The piano didn't just spring into being one day and then people started writing keyboard music, it evolved from a number of earlier keyboard instruments like the harpsichord and the clavichord. A lot of the early classical genre music that we now play on the piano was actually written on earlier keyboard instruments. Anything out of the Baroque Era (which includes everything JS Bach wrote) all pre-dates the piano as we know it, and a lot of early Classical period music as well. Understanding the differences in instrumentation at the time when certain pieces were actually written can really help us to interpret the music, and to understand how certain ornaments functioned to create more dynamic and expressive contrast on instruments that had little dynamic range to begin with.

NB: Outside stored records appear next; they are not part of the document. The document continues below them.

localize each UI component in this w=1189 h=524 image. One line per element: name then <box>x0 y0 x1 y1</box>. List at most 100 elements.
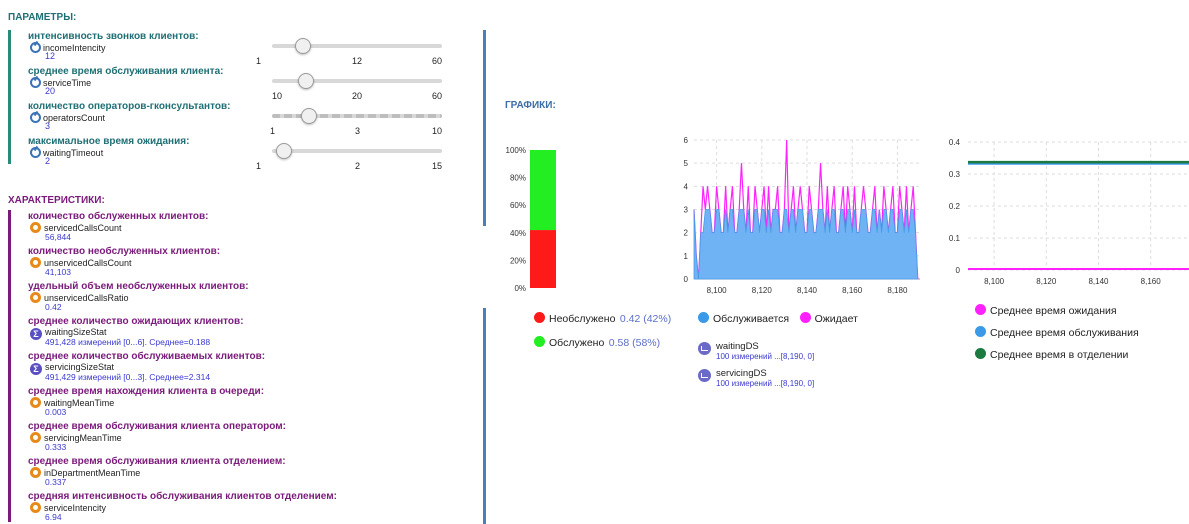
chars-divider <box>8 210 11 522</box>
slider-tick-label: 60 <box>432 91 443 101</box>
ring-icon <box>30 467 41 478</box>
magenta-dot-icon <box>975 304 986 315</box>
y-tick-label: 100% <box>506 146 526 155</box>
slider-thumb-serviceTime[interactable] <box>298 73 314 89</box>
legend-item-wait-time[interactable]: Среднее время ожидания <box>975 301 1139 319</box>
ring-icon <box>30 397 41 408</box>
x-tick-label: 8,180 <box>887 286 908 295</box>
legend-item-service-time[interactable]: Среднее время обслуживания <box>975 323 1139 341</box>
params-divider <box>8 30 11 164</box>
char-label: среднее время обслуживания клиента отдел… <box>28 456 286 467</box>
slider-track[interactable] <box>272 114 442 118</box>
slider-tick-label: 10 <box>432 126 443 136</box>
x-tick-label: 8,140 <box>797 286 818 295</box>
legend-item-served[interactable]: Обслужено 0.58 (58%) <box>534 333 671 351</box>
slider-tick-label: 3 <box>355 126 361 136</box>
char-name: unservicedCallsRatio <box>30 292 129 303</box>
green-dot-icon <box>534 336 545 347</box>
param-name: incomeIntencity <box>30 42 106 53</box>
y-tick-label: 4 <box>684 182 689 191</box>
y-tick-label: 1 <box>684 252 689 261</box>
y-tick-label: 0% <box>514 284 526 293</box>
slider-tick-label: 20 <box>352 91 363 101</box>
stacked-bar-chart: 0% 20% 40% 60% 80% 100% <box>506 146 556 293</box>
chars-section-title: ХАРАКТЕРИСТИКИ: <box>8 195 105 206</box>
gauge-icon <box>30 42 41 53</box>
x-tick-label: 8,160 <box>1141 277 1162 286</box>
bar-legend: Необслужено 0.42 (42%) Обслужено 0.58 (5… <box>534 309 671 351</box>
slider-thumb-incomeIntencity[interactable] <box>294 38 311 54</box>
dark-green-dot-icon <box>975 348 986 359</box>
char-value: 0.003 <box>45 407 67 417</box>
bar-segment-served <box>530 150 556 231</box>
area-legend: Обслуживается Ожидает <box>698 309 858 327</box>
dataset-list: waitingDS 100 измерений ...[8,190, 0] se… <box>698 342 814 388</box>
slider-thumb-operatorsCount[interactable] <box>301 108 318 124</box>
char-label: среднее количество обслуживаемых клиенто… <box>28 351 266 362</box>
ring-icon <box>30 222 41 233</box>
y-tick-label: 6 <box>684 136 689 145</box>
slider-track[interactable] <box>272 79 442 83</box>
slider-track[interactable] <box>272 44 442 48</box>
char-value: 56,844 <box>45 232 71 242</box>
char-label: среднее время нахождения клиента в очере… <box>28 386 265 397</box>
char-name: unservicedCallsCount <box>30 257 132 268</box>
y-tick-label: 20% <box>510 256 526 265</box>
slider-tick-label: 1 <box>270 126 276 136</box>
x-tick-label: 8,120 <box>1036 277 1057 286</box>
center-divider-top <box>483 30 486 226</box>
y-tick-label: 0.3 <box>949 170 961 179</box>
y-tick-label: 2 <box>684 229 689 238</box>
legend-item-unserved[interactable]: Необслужено 0.42 (42%) <box>534 309 671 327</box>
param-label: максимальное время ожидания: <box>28 136 190 147</box>
slider-tick-label: 1 <box>256 161 262 171</box>
param-label: интенсивность звонков клиентов: <box>28 31 199 42</box>
legend-item-waiting[interactable]: Ожидает <box>799 309 858 326</box>
param-value: 20 <box>45 86 56 96</box>
red-dot-icon <box>534 312 545 323</box>
char-label: количество обслуженных клиентов: <box>28 211 209 222</box>
char-label: количество необслуженных клиентов: <box>28 246 221 257</box>
y-tick-label: 40% <box>510 229 526 238</box>
chart-line-icon <box>698 369 711 382</box>
gauge-icon <box>30 77 41 88</box>
blue-dot-icon <box>698 312 709 323</box>
param-name: serviceTime <box>30 77 91 88</box>
param-value: 12 <box>45 51 56 61</box>
slider-track[interactable] <box>272 149 442 153</box>
char-value: 0.337 <box>45 477 67 487</box>
y-tick-label: 0 <box>956 266 961 275</box>
char-value: 41,103 <box>45 267 71 277</box>
sigma-icon: Σ <box>30 328 42 340</box>
param-value: 3 <box>45 121 51 131</box>
legend-item-servicing[interactable]: Обслуживается <box>698 309 794 326</box>
x-tick-label: 8,140 <box>1088 277 1109 286</box>
char-name: servicingMeanTime <box>30 432 122 443</box>
char-name: serviceIntencity <box>30 502 106 513</box>
dataset-servicingDS[interactable]: servicingDS 100 измерений ...[8,190, 0] <box>698 369 814 388</box>
y-tick-label: 80% <box>510 174 526 183</box>
char-name: inDepartmentMeanTime <box>30 467 140 478</box>
param-name: waitingTimeout <box>30 147 103 158</box>
dataset-waitingDS[interactable]: waitingDS 100 измерений ...[8,190, 0] <box>698 342 814 361</box>
param-label: количество операторов-гконсультантов: <box>28 101 231 112</box>
y-tick-label: 0 <box>684 275 689 284</box>
y-tick-label: 60% <box>510 201 526 210</box>
legend-item-department-time[interactable]: Среднее время в отделении <box>975 345 1139 363</box>
y-tick-label: 5 <box>684 159 689 168</box>
chart-line-icon <box>698 342 711 355</box>
param-label: среднее время обслуживания клиента: <box>28 66 224 77</box>
slider-thumb-waitingTimeout[interactable] <box>275 143 292 159</box>
x-tick-label: 8,100 <box>984 277 1005 286</box>
char-value: 0.42 <box>45 302 62 312</box>
ring-icon <box>30 432 41 443</box>
char-label: средняя интенсивность обслуживания клиен… <box>28 491 337 502</box>
series-servicing-area <box>693 209 919 280</box>
param-value: 2 <box>45 156 51 166</box>
blue-dot-icon <box>975 326 986 337</box>
magenta-dot-icon <box>799 312 811 323</box>
sigma-icon: Σ <box>30 363 42 375</box>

But beyond understanding how to interpret older pieces of music, knowing the history of the piano brings a much richer understanding to contemporary music decisions as well. Even things as simple as the chord progressions used in popular music, or how we can learn to improvise within the structure of a piece, all has it's origins in the earliest forms of classical music. 

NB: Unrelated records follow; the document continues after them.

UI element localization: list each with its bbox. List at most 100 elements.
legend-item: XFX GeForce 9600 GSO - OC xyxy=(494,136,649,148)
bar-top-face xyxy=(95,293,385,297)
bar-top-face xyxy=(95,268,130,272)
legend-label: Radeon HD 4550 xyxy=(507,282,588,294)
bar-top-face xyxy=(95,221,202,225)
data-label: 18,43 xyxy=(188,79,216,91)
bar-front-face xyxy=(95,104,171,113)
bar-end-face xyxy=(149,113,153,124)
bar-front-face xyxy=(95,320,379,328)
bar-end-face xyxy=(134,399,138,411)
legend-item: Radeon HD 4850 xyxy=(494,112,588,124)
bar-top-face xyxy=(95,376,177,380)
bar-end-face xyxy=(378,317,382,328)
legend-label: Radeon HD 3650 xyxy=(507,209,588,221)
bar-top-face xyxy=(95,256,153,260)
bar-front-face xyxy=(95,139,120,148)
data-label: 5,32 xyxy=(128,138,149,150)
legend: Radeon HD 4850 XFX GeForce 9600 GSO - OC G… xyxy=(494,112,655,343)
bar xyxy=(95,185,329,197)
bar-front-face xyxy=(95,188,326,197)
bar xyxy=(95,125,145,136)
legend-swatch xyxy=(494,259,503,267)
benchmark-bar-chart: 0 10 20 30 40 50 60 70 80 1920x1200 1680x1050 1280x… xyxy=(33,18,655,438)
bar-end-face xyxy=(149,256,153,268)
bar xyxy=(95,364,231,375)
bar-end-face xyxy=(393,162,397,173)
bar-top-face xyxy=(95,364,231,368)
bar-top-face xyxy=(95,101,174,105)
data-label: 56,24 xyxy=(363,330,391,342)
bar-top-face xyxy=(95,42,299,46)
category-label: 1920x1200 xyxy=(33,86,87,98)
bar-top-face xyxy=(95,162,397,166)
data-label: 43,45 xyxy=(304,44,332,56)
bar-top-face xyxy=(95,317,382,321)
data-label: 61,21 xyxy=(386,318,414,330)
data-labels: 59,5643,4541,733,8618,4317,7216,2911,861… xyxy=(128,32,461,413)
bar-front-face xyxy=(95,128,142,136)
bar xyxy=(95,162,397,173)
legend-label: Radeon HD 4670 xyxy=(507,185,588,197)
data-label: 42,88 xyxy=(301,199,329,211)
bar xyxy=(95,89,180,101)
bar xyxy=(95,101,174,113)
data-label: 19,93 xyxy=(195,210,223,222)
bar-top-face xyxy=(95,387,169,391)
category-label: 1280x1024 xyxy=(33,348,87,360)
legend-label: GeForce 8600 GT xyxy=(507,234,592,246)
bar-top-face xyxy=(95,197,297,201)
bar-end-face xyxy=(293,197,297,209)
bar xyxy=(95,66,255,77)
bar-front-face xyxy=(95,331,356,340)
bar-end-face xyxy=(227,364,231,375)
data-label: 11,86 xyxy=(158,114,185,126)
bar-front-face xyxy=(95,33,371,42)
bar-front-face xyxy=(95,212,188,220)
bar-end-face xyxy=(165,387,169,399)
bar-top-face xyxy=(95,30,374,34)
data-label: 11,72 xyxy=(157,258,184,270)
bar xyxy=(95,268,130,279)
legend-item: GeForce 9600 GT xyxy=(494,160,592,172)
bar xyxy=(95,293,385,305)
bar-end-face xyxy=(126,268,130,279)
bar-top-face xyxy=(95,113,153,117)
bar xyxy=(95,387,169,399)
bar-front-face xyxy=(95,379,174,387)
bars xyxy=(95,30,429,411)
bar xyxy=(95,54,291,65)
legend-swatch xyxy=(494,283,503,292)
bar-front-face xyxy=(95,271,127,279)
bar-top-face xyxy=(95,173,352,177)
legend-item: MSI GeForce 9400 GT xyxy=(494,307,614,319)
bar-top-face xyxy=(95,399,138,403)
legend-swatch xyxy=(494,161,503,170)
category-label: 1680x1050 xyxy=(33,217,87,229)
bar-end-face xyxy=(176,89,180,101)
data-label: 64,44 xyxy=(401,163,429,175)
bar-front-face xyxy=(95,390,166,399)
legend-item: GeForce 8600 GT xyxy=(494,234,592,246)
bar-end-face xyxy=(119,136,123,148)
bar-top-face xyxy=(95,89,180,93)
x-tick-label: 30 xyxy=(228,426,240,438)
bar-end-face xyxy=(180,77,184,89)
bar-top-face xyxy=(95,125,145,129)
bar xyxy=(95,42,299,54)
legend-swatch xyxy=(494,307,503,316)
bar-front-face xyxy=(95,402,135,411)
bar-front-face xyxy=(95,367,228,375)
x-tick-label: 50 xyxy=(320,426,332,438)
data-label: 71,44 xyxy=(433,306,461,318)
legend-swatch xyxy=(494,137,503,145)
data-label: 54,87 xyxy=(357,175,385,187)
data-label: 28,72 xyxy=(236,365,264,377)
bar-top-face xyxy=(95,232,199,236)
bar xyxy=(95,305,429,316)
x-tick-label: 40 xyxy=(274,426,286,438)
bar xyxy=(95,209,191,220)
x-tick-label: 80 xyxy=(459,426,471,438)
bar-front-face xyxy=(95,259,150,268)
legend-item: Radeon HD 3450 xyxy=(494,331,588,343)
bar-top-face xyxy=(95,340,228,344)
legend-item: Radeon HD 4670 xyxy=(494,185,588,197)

If this is something you'd like to dive into and learn more about, this interview with Janna Williamson on the Piano Parent Podcast is an excellent place to start!

So how does all this factor into our piano party next week?  

At this party we'll be taking a close look at how the piano works, and learning what happens inside the piano when we strike a key and how that turns into sound and music. We'll learn about the history of the piano's invention, and how it completely revolutionized keyboard music. We'll open up the studio grand and identify some of the different parts in action, and we'll also have pieces from a recently retired grand piano that we can get really hands on with.

Getting to see how the instrument works encourages curiosity, builds an appreciation for the piano and it's history, and helps students understand why we learn different techniques for tone production. As usual, we'll wrap up our Piano Party with an opportunity to perform - and we'll keep the lid up and the fallboard off for this informal peer recital so we can really appreciate how the music gets made!